🤯 AI Learns Like You: No Man’s Sky 🔥
Tech & Science
DeepMind’s latest advancement, SIMA 2, represents a significant leap forward, building upon the success of its predecessor, SIMA. Initially revealed in March, SIMA demonstrated promise by learning to play 3D games much like a human, trained on hundreds of hours of gameplay data – a process that ultimately saw SIMA 1 struggling with complex tasks, achieving only a 31% success rate. SIMA 2, however, is designed to truly understand and interact with its environment, going far beyond simply following instructions. At its core lies the Gemini 2.5 flash-lite model, which combines Gemini’s powerful language and reasoning abilities with the embodied skills developed through its training. This allows the agent to not only understand what’s being asked but to respond in a meaningful way; for example, when tasked with finding a red house, it can reason through the problem, recognizing that ripe tomatoes are red and therefore the house should be red. DeepMind researchers believe this approach – working with “embodied agents” – is vital for achieving genuine intelligence.

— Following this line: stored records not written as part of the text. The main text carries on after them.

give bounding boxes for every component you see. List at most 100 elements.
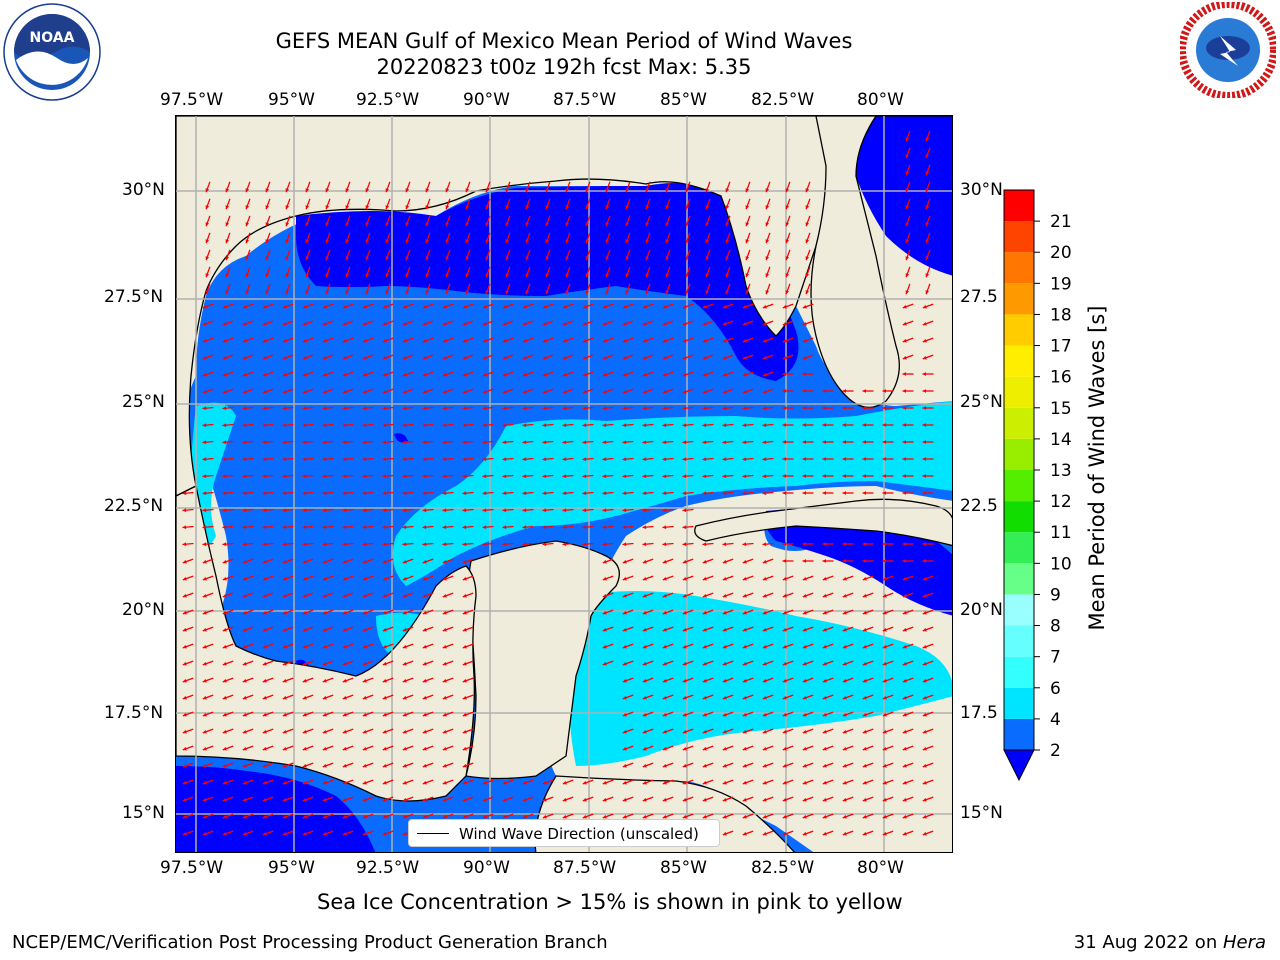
wave-direction-arrowhead bbox=[362, 831, 367, 836]
wave-direction-arrowhead bbox=[422, 338, 427, 343]
wave-direction-arrowhead bbox=[342, 678, 347, 683]
wave-direction-arrowhead bbox=[322, 338, 327, 343]
wave-direction-arrowhead bbox=[242, 457, 247, 462]
wave-direction-arrowhead bbox=[662, 525, 667, 530]
wave-direction-arrowhead bbox=[882, 542, 886, 546]
wave-direction-arrowhead bbox=[182, 661, 187, 666]
wave-direction-arrowhead bbox=[222, 678, 227, 683]
wave-direction-arrowhead bbox=[385, 188, 390, 193]
wave-direction-arrowhead bbox=[422, 474, 427, 479]
wave-direction-arrowhead bbox=[562, 797, 567, 802]
wave-direction-arrowhead bbox=[322, 678, 327, 683]
graticule bbox=[176, 116, 952, 852]
wave-direction-arrowhead bbox=[645, 239, 650, 244]
wave-direction-arrowhead bbox=[902, 780, 907, 785]
wave-direction-arrowhead bbox=[382, 831, 387, 836]
wave-direction-arrowhead bbox=[342, 474, 347, 479]
wave-direction-arrowhead bbox=[322, 372, 327, 377]
wave-direction-arrowhead bbox=[902, 627, 907, 632]
wave-direction-arrowhead bbox=[202, 695, 207, 700]
wave-direction-arrowhead bbox=[405, 256, 410, 261]
wave-direction-arrowhead bbox=[642, 508, 647, 513]
wave-direction-arrowhead bbox=[242, 542, 247, 547]
wave-direction-arrowhead bbox=[645, 188, 650, 193]
wave-direction-arrowhead bbox=[922, 372, 926, 376]
wave-direction-arrowhead bbox=[205, 239, 210, 244]
wave-direction-arrowhead bbox=[442, 491, 447, 496]
wave-direction-arrowhead bbox=[422, 610, 427, 615]
wave-direction-arrowhead bbox=[325, 222, 330, 227]
wave-direction-arrowhead bbox=[685, 273, 690, 278]
wave-direction-arrowhead bbox=[562, 814, 567, 819]
wave-direction-arrowhead bbox=[562, 321, 567, 326]
wave-direction-arrowhead bbox=[402, 508, 407, 513]
wave-direction-arrowhead bbox=[902, 372, 906, 376]
wave-direction-arrowhead bbox=[542, 355, 547, 360]
wave-direction-arrowhead bbox=[722, 389, 727, 394]
wave-direction-arrowhead bbox=[425, 290, 430, 295]
wave-direction-arrowhead bbox=[782, 644, 787, 649]
wave-direction-arrowhead bbox=[642, 814, 647, 819]
wave-direction-arrowhead bbox=[342, 661, 347, 666]
wave-direction-arrowhead bbox=[642, 372, 647, 377]
wave-direction-arrowhead bbox=[522, 440, 527, 445]
wave-direction-arrowhead bbox=[305, 205, 310, 210]
wave-direction-arrowhead bbox=[442, 355, 447, 360]
wave-direction-arrowhead bbox=[302, 712, 307, 717]
wave-direction-arrowhead bbox=[882, 729, 887, 734]
wave-direction-arrowhead bbox=[742, 559, 747, 564]
wave-direction-arrowhead bbox=[482, 508, 487, 513]
wave-direction-arrowhead bbox=[242, 610, 247, 615]
wave-direction-arrowhead bbox=[705, 239, 710, 244]
colorbar-tick-label: 18 bbox=[1050, 305, 1072, 325]
wave-direction-arrowhead bbox=[882, 644, 887, 649]
wave-direction-arrowhead bbox=[902, 457, 906, 461]
colorbar-segment bbox=[1004, 407, 1034, 439]
wave-direction-arrowhead bbox=[642, 542, 647, 547]
wave-direction-arrowhead bbox=[662, 661, 667, 666]
wave-direction-arrowhead bbox=[582, 440, 587, 445]
wave-direction-arrowhead bbox=[242, 712, 247, 717]
wave-direction-arrowhead bbox=[842, 797, 847, 802]
wave-direction-arrowhead bbox=[782, 763, 787, 768]
wave-direction-arrowhead bbox=[822, 780, 827, 785]
wave-direction-arrowhead bbox=[362, 559, 367, 564]
wave-direction-arrowhead bbox=[565, 273, 570, 278]
wave-direction-arrowhead bbox=[742, 814, 747, 819]
wave-direction-arrowhead bbox=[922, 389, 926, 393]
wave-direction-arrowhead bbox=[842, 763, 847, 768]
wave-direction-arrowhead bbox=[725, 256, 730, 261]
wave-direction-arrowhead bbox=[802, 321, 807, 326]
wave-direction-arrowhead bbox=[182, 559, 187, 564]
wave-direction-arrowhead bbox=[742, 627, 747, 632]
wave-direction-arrowhead bbox=[482, 780, 487, 785]
wave-direction-arrowhead bbox=[762, 814, 767, 819]
wave-direction-arrowhead bbox=[202, 627, 207, 632]
wave-direction-arrowhead bbox=[365, 290, 370, 295]
wave-direction-arrowhead bbox=[362, 321, 367, 326]
wave-direction-arrowhead bbox=[545, 290, 550, 295]
wave-direction-arrowhead bbox=[322, 780, 327, 785]
wave-direction-arrowhead bbox=[622, 406, 627, 411]
wave-direction-arrowhead bbox=[762, 457, 767, 462]
wave-direction-arrowhead bbox=[622, 372, 627, 377]
wave-direction-arrowhead bbox=[702, 746, 707, 751]
wave-direction-arrowhead bbox=[765, 256, 770, 261]
wave-direction-arrowhead bbox=[482, 797, 487, 802]
wave-direction-arrowhead bbox=[922, 763, 927, 768]
wave-direction-arrowhead bbox=[262, 712, 267, 717]
wave-direction-arrowhead bbox=[642, 746, 647, 751]
wave-direction-arrowhead bbox=[262, 338, 267, 343]
wave-direction-arrowhead bbox=[322, 610, 327, 615]
wave-direction-arrowhead bbox=[742, 593, 747, 598]
wave-direction-arrowhead bbox=[465, 188, 470, 193]
wave-direction-arrowhead bbox=[622, 661, 627, 666]
wave-direction-arrowhead bbox=[702, 627, 707, 632]
wave-direction-arrowhead bbox=[585, 239, 590, 244]
wave-direction-arrowhead bbox=[742, 797, 747, 802]
wave-direction-arrowhead bbox=[225, 273, 230, 278]
wave-direction-arrowhead bbox=[282, 678, 287, 683]
lat-tick-left: 17.5°N bbox=[104, 703, 164, 723]
wave-direction-arrowhead bbox=[442, 559, 447, 564]
lat-tick-right: 20°N bbox=[960, 600, 1003, 620]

Unlike a non-embodied agent that might simply manage your calendar, SIMA 2 interacts with the world through a virtual or physical “body,” observing and acting. The team has even enabled the agent to learn entirely on its own, using Gemini to generate new challenges and a reward system to gauge its performance – a process of trial and error mirroring human learning, guided by AI intelligence. This focus on self-improvement, combined with the agent’s ability to understand emojis and navigate entirely new, photorealistic worlds, marks a significant advance in the quest for truly intelligent machines. While a firm release date for a preview of SIMA 2 hasn’t been announced, the team’s objective is to demonstrate DeepMind’s progress and explore potential partnerships and applications.